While getting feedback is great, supervisors who micromanage can be overbearing and disrespectful, making you feel as though they do not trust your abilities. Alan Chapman, who runs businessballs.com, says this behaviour is due to a lack of trust that is born of insecurity on the part of the supervisor.
“It’s about the micromanager, not you, so think about how you can meet their need for security and assurance — provide details of plans, timescales, measures, and agreed checkpoints,” he says. “It’s a matter of managing the delegation method in reverse.”
Sound complicated? Basically managing is their weak spot, an insecurity and therefore trying to anticipate their requests is your best bet. I had a manager who thought everything she wanted was urgent. She would come by and expect me to drop everything else I was doing, which confused my organization for that day.
“Younger people are less likely to be trusted by an insecure boss, but again it’s not the main issue,” says Chapman. “A young person can upwardly manage just as easily as an older person can. It’s all about dealing with people and meeting their emotional needs.”
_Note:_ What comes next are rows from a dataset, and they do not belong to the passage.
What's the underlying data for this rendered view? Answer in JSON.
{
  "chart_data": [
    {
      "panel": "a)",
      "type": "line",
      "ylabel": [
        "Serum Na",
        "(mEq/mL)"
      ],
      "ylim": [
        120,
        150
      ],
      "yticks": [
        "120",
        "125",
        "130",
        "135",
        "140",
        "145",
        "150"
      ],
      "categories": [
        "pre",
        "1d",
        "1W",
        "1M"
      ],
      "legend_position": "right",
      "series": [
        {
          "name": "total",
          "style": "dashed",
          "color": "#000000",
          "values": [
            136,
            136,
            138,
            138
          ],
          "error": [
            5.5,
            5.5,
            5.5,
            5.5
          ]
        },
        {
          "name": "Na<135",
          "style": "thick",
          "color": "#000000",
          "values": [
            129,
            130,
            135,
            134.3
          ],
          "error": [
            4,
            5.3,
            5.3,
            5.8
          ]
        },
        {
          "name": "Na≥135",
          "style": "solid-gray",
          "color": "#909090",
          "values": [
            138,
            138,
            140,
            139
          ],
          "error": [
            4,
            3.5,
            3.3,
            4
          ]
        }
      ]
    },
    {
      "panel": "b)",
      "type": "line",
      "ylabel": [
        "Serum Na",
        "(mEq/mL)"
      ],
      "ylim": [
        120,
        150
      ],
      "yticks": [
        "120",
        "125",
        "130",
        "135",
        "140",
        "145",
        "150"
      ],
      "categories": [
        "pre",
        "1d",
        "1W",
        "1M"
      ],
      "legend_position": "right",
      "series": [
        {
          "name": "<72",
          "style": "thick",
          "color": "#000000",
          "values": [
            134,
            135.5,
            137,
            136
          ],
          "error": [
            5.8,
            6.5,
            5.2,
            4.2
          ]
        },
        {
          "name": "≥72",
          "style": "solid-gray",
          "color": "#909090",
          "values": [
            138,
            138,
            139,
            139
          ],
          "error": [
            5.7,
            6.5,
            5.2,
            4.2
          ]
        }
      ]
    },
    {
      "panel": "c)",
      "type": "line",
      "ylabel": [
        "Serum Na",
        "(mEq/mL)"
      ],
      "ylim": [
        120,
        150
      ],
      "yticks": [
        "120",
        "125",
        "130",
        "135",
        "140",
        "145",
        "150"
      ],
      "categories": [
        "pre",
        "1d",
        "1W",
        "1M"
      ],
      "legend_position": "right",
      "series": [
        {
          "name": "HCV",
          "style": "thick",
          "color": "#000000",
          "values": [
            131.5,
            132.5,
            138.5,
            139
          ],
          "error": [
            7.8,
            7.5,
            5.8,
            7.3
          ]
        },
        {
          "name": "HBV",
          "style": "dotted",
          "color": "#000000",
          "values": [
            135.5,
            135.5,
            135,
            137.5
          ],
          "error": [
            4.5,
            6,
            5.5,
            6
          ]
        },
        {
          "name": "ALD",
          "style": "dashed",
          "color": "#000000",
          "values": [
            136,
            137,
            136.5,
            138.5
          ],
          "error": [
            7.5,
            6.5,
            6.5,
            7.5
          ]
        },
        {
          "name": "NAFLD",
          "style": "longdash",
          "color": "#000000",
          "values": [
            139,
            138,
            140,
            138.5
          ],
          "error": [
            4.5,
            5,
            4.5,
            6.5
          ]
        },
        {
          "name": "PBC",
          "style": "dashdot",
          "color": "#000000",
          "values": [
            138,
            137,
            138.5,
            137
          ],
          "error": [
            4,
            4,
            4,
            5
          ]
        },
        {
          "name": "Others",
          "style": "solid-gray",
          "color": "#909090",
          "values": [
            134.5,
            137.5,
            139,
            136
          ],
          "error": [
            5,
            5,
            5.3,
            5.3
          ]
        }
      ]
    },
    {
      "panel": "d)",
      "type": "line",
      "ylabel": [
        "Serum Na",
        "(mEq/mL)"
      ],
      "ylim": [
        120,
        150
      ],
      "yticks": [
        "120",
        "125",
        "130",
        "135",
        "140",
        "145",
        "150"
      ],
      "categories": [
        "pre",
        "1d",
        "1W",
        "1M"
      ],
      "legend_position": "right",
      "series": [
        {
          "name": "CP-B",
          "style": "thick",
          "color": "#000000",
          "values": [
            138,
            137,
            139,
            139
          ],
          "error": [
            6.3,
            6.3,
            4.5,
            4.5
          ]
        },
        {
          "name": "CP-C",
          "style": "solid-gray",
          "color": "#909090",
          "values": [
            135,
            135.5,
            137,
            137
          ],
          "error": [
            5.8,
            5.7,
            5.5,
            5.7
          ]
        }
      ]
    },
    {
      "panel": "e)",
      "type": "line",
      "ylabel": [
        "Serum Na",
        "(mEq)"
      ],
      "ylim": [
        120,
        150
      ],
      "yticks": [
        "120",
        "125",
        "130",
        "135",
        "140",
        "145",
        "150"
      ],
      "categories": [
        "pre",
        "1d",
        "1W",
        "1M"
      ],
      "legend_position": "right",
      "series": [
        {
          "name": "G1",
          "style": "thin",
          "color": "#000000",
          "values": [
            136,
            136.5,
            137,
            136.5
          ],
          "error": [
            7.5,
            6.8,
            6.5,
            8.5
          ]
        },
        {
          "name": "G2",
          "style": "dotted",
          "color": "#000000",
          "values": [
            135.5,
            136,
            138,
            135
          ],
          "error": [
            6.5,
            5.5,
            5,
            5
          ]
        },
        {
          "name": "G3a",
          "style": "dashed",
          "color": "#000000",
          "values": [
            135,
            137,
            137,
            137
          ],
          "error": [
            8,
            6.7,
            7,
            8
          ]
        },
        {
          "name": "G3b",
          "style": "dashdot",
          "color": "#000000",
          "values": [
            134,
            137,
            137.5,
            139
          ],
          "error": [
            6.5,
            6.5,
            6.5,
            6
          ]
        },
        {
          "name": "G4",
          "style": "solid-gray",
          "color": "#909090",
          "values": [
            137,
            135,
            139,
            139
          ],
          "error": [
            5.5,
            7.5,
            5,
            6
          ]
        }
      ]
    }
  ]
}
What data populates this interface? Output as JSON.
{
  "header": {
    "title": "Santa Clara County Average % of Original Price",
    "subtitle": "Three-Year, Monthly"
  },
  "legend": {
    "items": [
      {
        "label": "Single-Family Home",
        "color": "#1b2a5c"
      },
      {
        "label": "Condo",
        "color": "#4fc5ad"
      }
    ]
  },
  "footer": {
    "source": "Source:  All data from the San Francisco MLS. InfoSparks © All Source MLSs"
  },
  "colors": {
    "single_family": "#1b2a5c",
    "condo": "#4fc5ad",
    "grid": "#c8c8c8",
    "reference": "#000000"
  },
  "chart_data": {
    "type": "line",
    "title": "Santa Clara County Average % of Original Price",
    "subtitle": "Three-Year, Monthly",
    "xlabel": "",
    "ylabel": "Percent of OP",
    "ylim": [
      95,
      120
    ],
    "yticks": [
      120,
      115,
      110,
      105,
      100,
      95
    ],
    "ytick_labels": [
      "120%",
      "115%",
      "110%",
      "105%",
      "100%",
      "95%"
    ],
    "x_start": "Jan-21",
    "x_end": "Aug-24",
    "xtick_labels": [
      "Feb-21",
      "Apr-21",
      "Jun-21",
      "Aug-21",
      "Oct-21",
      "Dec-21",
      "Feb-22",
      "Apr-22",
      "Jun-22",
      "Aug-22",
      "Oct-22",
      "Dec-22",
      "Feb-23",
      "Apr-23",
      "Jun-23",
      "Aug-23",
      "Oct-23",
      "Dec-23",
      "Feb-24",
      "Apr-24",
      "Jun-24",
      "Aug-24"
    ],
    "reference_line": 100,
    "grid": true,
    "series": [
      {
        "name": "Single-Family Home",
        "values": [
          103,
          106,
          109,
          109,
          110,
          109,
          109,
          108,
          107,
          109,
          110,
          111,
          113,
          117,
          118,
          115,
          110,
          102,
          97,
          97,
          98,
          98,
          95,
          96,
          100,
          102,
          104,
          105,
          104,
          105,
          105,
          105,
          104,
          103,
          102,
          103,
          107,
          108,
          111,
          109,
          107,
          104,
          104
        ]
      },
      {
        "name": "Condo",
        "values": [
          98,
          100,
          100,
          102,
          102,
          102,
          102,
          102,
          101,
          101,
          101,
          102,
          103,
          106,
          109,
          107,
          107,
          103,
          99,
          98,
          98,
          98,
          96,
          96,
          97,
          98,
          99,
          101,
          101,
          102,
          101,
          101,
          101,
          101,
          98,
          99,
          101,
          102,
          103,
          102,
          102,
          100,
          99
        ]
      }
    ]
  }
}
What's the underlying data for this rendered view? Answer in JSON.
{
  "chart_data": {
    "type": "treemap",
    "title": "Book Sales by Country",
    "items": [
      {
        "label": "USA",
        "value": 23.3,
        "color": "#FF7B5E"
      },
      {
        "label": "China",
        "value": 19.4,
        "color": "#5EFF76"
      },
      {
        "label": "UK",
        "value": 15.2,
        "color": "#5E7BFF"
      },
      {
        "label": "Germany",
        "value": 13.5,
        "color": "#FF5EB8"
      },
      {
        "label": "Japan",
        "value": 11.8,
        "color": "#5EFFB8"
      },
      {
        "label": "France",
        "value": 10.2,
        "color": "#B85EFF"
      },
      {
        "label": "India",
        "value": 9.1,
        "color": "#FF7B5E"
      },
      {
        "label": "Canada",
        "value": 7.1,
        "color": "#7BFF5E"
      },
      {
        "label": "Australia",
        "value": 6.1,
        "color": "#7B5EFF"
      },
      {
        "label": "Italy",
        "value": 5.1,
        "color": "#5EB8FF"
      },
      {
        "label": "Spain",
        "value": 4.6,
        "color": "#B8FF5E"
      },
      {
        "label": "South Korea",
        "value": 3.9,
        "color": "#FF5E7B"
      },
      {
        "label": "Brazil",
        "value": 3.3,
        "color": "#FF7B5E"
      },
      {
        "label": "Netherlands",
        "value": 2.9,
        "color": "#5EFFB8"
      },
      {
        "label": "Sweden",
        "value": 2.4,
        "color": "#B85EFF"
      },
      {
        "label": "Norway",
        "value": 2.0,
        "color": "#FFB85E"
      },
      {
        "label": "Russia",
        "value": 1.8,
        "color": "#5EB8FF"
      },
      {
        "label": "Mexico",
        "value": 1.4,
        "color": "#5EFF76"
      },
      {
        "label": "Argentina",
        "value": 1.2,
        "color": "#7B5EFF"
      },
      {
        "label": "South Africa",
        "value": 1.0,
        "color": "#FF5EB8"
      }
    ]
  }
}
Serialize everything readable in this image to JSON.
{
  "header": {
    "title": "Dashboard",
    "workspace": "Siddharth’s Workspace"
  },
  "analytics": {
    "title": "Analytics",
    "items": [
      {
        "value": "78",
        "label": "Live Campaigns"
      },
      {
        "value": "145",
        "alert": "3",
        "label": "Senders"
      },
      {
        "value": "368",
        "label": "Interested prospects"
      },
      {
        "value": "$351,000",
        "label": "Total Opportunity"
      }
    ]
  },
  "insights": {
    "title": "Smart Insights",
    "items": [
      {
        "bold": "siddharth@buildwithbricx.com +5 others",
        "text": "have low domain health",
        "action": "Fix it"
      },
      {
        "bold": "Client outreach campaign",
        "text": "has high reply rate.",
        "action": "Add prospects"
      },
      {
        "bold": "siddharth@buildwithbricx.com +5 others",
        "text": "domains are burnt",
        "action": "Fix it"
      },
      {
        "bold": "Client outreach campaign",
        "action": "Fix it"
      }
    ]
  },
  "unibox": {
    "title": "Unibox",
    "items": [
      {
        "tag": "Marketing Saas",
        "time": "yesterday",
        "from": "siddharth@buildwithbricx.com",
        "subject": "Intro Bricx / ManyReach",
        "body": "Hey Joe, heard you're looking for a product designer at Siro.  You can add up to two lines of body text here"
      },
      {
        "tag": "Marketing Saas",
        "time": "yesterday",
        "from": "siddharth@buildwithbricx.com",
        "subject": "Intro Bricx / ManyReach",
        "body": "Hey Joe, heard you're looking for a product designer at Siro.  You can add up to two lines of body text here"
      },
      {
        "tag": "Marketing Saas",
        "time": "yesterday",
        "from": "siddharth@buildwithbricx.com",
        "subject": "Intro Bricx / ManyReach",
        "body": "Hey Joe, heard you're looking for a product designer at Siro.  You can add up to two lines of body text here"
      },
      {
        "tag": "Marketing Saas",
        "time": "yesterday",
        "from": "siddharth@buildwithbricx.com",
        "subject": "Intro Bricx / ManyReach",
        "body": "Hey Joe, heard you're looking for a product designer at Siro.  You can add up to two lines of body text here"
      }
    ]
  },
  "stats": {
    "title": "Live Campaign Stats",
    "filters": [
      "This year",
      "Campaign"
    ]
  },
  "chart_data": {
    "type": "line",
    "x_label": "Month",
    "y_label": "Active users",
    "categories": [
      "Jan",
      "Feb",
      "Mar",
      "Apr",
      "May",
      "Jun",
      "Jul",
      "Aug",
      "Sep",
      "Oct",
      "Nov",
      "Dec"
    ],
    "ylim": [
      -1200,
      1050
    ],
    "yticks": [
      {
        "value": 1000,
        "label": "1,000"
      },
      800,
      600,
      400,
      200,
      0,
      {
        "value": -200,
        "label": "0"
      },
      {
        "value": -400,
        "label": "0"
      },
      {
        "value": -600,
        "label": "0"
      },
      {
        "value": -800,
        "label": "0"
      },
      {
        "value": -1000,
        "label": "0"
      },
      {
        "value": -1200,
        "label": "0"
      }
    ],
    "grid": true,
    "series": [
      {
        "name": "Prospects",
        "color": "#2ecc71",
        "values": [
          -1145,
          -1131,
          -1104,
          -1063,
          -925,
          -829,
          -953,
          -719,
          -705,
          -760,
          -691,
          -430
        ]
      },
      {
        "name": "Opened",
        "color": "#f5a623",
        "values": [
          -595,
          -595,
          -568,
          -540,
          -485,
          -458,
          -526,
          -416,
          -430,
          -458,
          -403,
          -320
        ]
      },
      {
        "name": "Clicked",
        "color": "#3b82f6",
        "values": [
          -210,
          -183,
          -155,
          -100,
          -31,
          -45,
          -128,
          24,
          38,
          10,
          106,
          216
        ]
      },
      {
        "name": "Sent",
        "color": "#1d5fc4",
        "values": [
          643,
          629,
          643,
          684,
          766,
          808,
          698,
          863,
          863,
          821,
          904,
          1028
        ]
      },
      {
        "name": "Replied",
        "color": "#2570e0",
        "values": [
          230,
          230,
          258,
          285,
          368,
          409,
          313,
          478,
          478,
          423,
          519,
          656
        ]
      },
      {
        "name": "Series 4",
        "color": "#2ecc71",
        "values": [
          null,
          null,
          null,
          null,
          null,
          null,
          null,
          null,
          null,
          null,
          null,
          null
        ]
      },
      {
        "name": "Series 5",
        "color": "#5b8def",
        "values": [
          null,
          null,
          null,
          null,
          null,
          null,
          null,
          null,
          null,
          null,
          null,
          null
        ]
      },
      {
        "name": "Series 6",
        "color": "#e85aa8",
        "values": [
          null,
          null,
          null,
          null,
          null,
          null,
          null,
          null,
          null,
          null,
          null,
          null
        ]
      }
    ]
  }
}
Why are micromanagers the way they are? Chapman says there are a number of possibilities, such as: The manager does not have enough to do; the work genuinely carries a high degree of risk that the manager dare not expose to failure; the subordinate could have made mistakes in the past causing the manager to overreact.
But if you are currently working with a micromanager, what can you do to change the situation?
“The onus is on the subordinate to understand what is causing it and then meet those needs accordingly,” says Chapman. It’s about understanding the needs of the micromanager and then finding ways to meet them.
“Basically if your boss cannot delegate properly then you have to help them do it. In a way you become a virtual boss of your boss — you help them to manage you better. That’s what management is about — helping people to do their jobs better.”